Woman in her 20s meets man in his 40s at an airport. They reconnect in Berlin in the post-flight taxi queue, spend time in an expensive hotel and start a relationship. With its cute dialogue, this early play from Fiona Doyle – author of the award-wining Coolatully – starts out a little like a romcom but becomes as fractured as a smashed bottle as it charts the breakdown of a relationship that turns increasingly violent.
It might be read as a fable about the baggage brought into every relationship and the way the damage of the past affects the present. It could be perceived as a particularly twisted revenge drama. Or it might simply be a reminder that something that appears beautiful can turn out to be poisonous, even fatal.
The trouble is that telling a story in non-chronological order, so that the audience must piece together the narrative and every scene becomes like a clue at a crime scene, doesn’t necessarily make the story any more compelling than if it had been told in more traditional fashion.

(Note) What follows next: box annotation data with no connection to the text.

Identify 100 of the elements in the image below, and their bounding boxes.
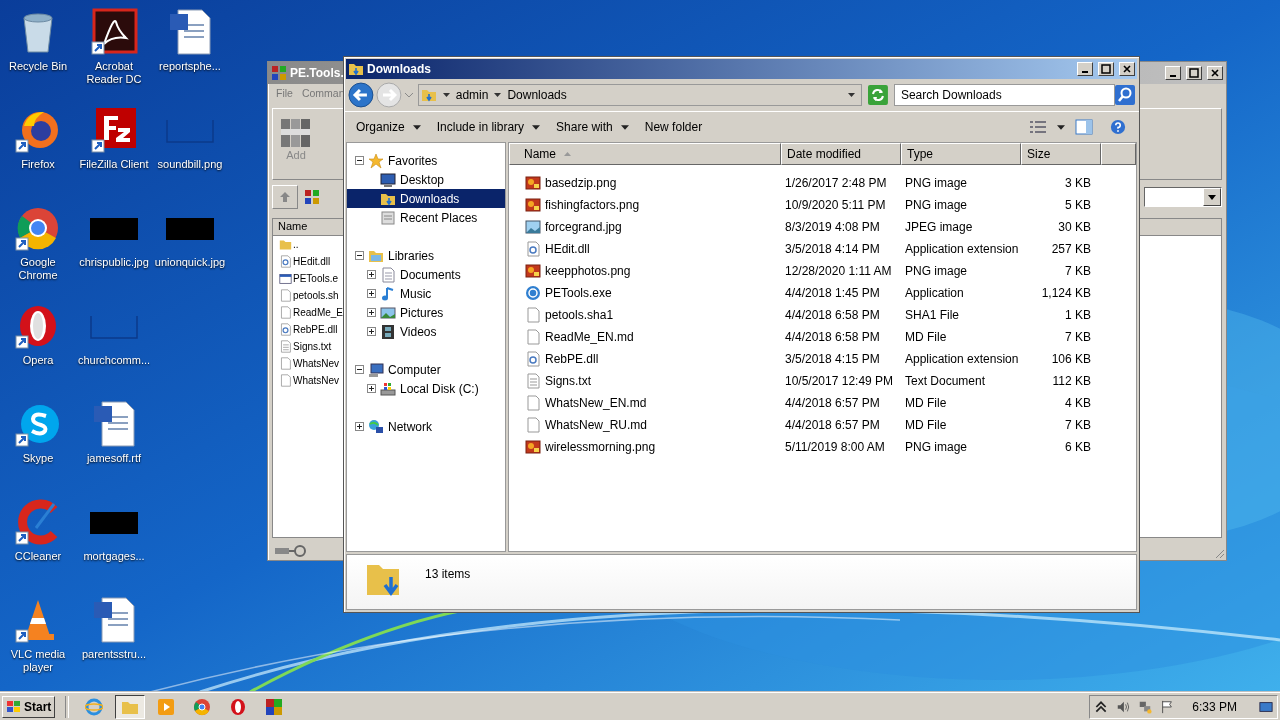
file-name[interactable]: petools.sh	[293, 290, 339, 301]
filezilla-icon[interactable]	[90, 106, 138, 154]
tree-label[interactable]: Music	[400, 286, 432, 301]
preview-pane-icon[interactable]	[1075, 119, 1093, 135]
desktop-icon-label[interactable]: VLC media player	[1, 648, 75, 674]
tree-label[interactable]: Pictures	[400, 305, 444, 320]
column-header[interactable]	[1101, 143, 1136, 165]
tree-label[interactable]: Videos	[400, 324, 437, 339]
expander-icon[interactable]	[367, 308, 376, 317]
column-header[interactable]: Name	[509, 143, 781, 165]
expander-icon[interactable]	[355, 422, 364, 431]
file-name[interactable]: ReadMe_EN.md	[545, 330, 634, 344]
file-name[interactable]: HEdit.dll	[293, 256, 331, 267]
caret-icon[interactable]	[1057, 124, 1065, 130]
network-icon[interactable]	[1138, 699, 1153, 714]
minimize-button[interactable]	[1165, 66, 1181, 80]
desktop-icon-label[interactable]: CCleaner	[14, 550, 62, 563]
file-name[interactable]: forcegrand.jpg	[545, 220, 622, 234]
desktop-icon-label[interactable]: parentsstru...	[81, 648, 147, 661]
close-button[interactable]	[1119, 62, 1135, 76]
desktop-icon-label[interactable]: FileZilla Client	[79, 158, 149, 171]
close-button[interactable]	[1207, 66, 1223, 80]
tree-item[interactable]: Favorites	[347, 151, 505, 170]
caret-icon[interactable]	[848, 93, 855, 97]
file-name[interactable]: RebPE.dll	[293, 324, 338, 335]
expander-icon[interactable]	[367, 270, 376, 279]
desktop-icon-label[interactable]: Opera	[22, 354, 54, 367]
file-name[interactable]: WhatsNev	[293, 375, 340, 386]
file-name[interactable]: petools.sha1	[545, 308, 614, 322]
maximize-button[interactable]	[1098, 62, 1114, 76]
flag-icon[interactable]	[1160, 699, 1175, 714]
command-button[interactable]: Share with	[550, 117, 635, 137]
view-list-icon[interactable]	[1029, 119, 1047, 135]
up-button[interactable]	[272, 185, 298, 209]
file-name[interactable]: WhatsNev	[293, 358, 340, 369]
column-header[interactable]: Date modified	[781, 143, 901, 165]
speaker-icon[interactable]	[1116, 699, 1131, 714]
desktop-icon-label[interactable]: Recycle Bin	[8, 60, 68, 73]
file-name[interactable]: HEdit.dll	[545, 242, 590, 256]
tree-item[interactable]: Local Disk (C:)	[347, 379, 505, 398]
desktop-icon-label[interactable]: soundbill.png	[157, 158, 223, 171]
maximize-button[interactable]	[1186, 66, 1202, 80]
expander-icon[interactable]	[355, 156, 364, 165]
breadcrumb-item[interactable]: admin	[455, 88, 489, 102]
acrobat-icon[interactable]	[90, 8, 138, 56]
command-button[interactable]: Include in library	[430, 117, 547, 137]
file-name[interactable]: WhatsNew_EN.md	[545, 396, 647, 410]
address-bar[interactable]: admin Downloads	[417, 84, 862, 106]
search-icon[interactable]	[1115, 85, 1135, 105]
expander-icon[interactable]	[367, 327, 376, 336]
desktop-icon-label[interactable]: Skype	[22, 452, 54, 465]
tree-label[interactable]: Network	[388, 419, 432, 434]
breadcrumb-item[interactable]: Downloads	[507, 88, 567, 102]
start-button[interactable]: Start	[2, 695, 56, 718]
tree-label[interactable]: Computer	[388, 362, 441, 377]
file-name[interactable]: keepphotos.png	[545, 264, 631, 278]
expander-icon[interactable]	[367, 384, 376, 393]
tree-label[interactable]: Favorites	[388, 153, 438, 168]
search-field[interactable]: Search Downloads	[893, 84, 1115, 106]
file-name[interactable]: PETools.e	[293, 273, 339, 284]
tree-item[interactable]: Libraries	[347, 246, 505, 265]
tree-item[interactable]: Computer	[347, 360, 505, 379]
file-name[interactable]: ReadMe_E	[293, 307, 344, 318]
tree-item[interactable]: Documents	[347, 265, 505, 284]
chevron-up-icon[interactable]	[1094, 699, 1109, 714]
desktop-icon-label[interactable]: chrispublic.jpg	[79, 256, 149, 269]
expander-icon[interactable]	[355, 365, 364, 374]
file-name[interactable]: Signs.txt	[545, 374, 592, 388]
file-name[interactable]: ..	[293, 239, 299, 250]
help-icon[interactable]	[1109, 119, 1127, 135]
file-name[interactable]: RebPE.dll	[545, 352, 599, 366]
tree-label[interactable]: Local Disk (C:)	[400, 381, 479, 396]
desktop-icon-label[interactable]: churchcomm...	[77, 354, 151, 367]
tree-label[interactable]: Downloads	[400, 191, 460, 206]
tree-item[interactable]: Downloads	[347, 189, 505, 208]
clock[interactable]: 6:33 PM	[1192, 699, 1237, 714]
desktop-icon-label[interactable]: mortgages...	[83, 550, 145, 563]
refresh-button[interactable]	[868, 85, 888, 105]
file-name[interactable]: wirelessmorning.png	[545, 440, 656, 454]
tree-label[interactable]: Documents	[400, 267, 461, 282]
taskbar-button[interactable]	[115, 694, 146, 719]
show-desktop-icon[interactable]	[1259, 699, 1273, 714]
tree-item[interactable]: Network	[347, 417, 505, 436]
tree-item[interactable]: Music	[347, 284, 505, 303]
path-dropdown[interactable]	[1144, 187, 1222, 207]
tree-item[interactable]: Desktop	[347, 170, 505, 189]
column-header[interactable]: Size	[1021, 143, 1101, 165]
expander-icon[interactable]	[355, 251, 364, 260]
tree-item[interactable]: Recent Places	[347, 208, 505, 227]
desktop-icon-label[interactable]: Google Chrome	[1, 256, 75, 282]
tree-label[interactable]: Recent Places	[400, 210, 478, 225]
column-header[interactable]: Type	[901, 143, 1021, 165]
tree-item[interactable]: Videos	[347, 322, 505, 341]
minimize-button[interactable]	[1077, 62, 1093, 76]
desktop-icon-label[interactable]: jamesoff.rtf	[86, 452, 142, 465]
command-button[interactable]: Organize	[350, 117, 427, 137]
tree-label[interactable]: Desktop	[400, 172, 445, 187]
caret-icon[interactable]	[442, 93, 450, 97]
tree-item[interactable]: Pictures	[347, 303, 505, 322]
tree-label[interactable]: Libraries	[388, 248, 435, 263]
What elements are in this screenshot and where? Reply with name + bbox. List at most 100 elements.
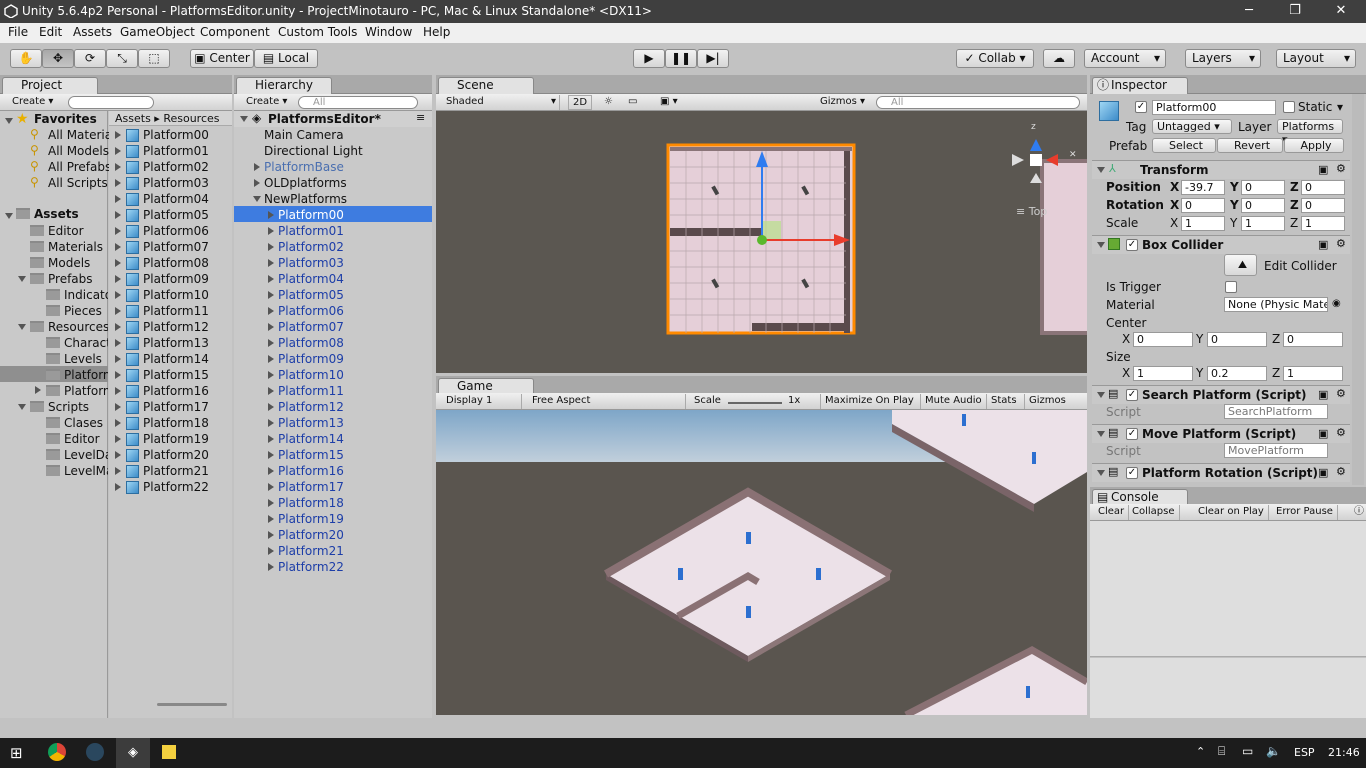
- expand-arrow-icon[interactable]: [115, 419, 121, 427]
- prefab-file[interactable]: Platform02: [143, 160, 209, 174]
- console-log-area[interactable]: [1090, 521, 1366, 657]
- folder-item[interactable]: LevelDat: [64, 448, 108, 462]
- expand-arrow-icon[interactable]: [115, 451, 121, 459]
- collapse-arrow-icon[interactable]: [268, 275, 274, 283]
- folder-item[interactable]: Characte: [64, 336, 108, 350]
- move-platform-header[interactable]: ▤ ✓ Move Platform (Script) ▣ ⚙: [1092, 424, 1350, 443]
- object-picker-icon[interactable]: ◉: [1332, 298, 1341, 309]
- menu-gameobject[interactable]: GameObject: [120, 25, 195, 39]
- prefab-file[interactable]: Platform22: [143, 480, 209, 494]
- prefab-file[interactable]: Platform21: [143, 464, 209, 478]
- prefab-apply-button[interactable]: Apply: [1284, 138, 1344, 153]
- expand-arrow-icon[interactable]: [115, 163, 121, 171]
- hierarchy-item[interactable]: NewPlatforms: [264, 192, 347, 206]
- prefab-file[interactable]: Platform03: [143, 176, 209, 190]
- prefab-file[interactable]: Platform20: [143, 448, 209, 462]
- display-dropdown[interactable]: Display 1: [442, 394, 522, 409]
- hierarchy-platform-item[interactable]: Platform18: [278, 496, 344, 510]
- tag-dropdown[interactable]: Untagged ▾: [1152, 119, 1232, 134]
- game-viewport[interactable]: [436, 410, 1087, 715]
- windows-start-icon[interactable]: ⊞: [10, 744, 23, 762]
- help-icon[interactable]: ▣: [1318, 238, 1328, 251]
- hierarchy-platform-item[interactable]: Platform03: [278, 256, 344, 270]
- menu-component[interactable]: Component: [200, 25, 270, 39]
- hierarchy-platform-item[interactable]: Platform11: [278, 384, 344, 398]
- hierarchy-item[interactable]: Main Camera: [264, 128, 344, 142]
- prefab-file[interactable]: Platform18: [143, 416, 209, 430]
- favorite-item[interactable]: All Prefabs: [48, 160, 111, 174]
- folder-item[interactable]: Indicato: [64, 288, 108, 302]
- hierarchy-platform-item[interactable]: Platform22: [278, 560, 344, 574]
- transform-scl-field[interactable]: 1: [1241, 216, 1285, 231]
- collapse-arrow-icon[interactable]: [268, 547, 274, 555]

The terse, often enigmatic exchanges in Abigail are baffling as often as they are illuminating, and Doyle neglects to flesh out her characters (played by Tia Bannon and Mark Rose). The Man is particularly sketchily drawn, and you wonder why he doesn’t just cut and run much earlier. Joshua McTaggart’s production, the final play in the Bunker’s inaugural season, never makes us warm to either of them.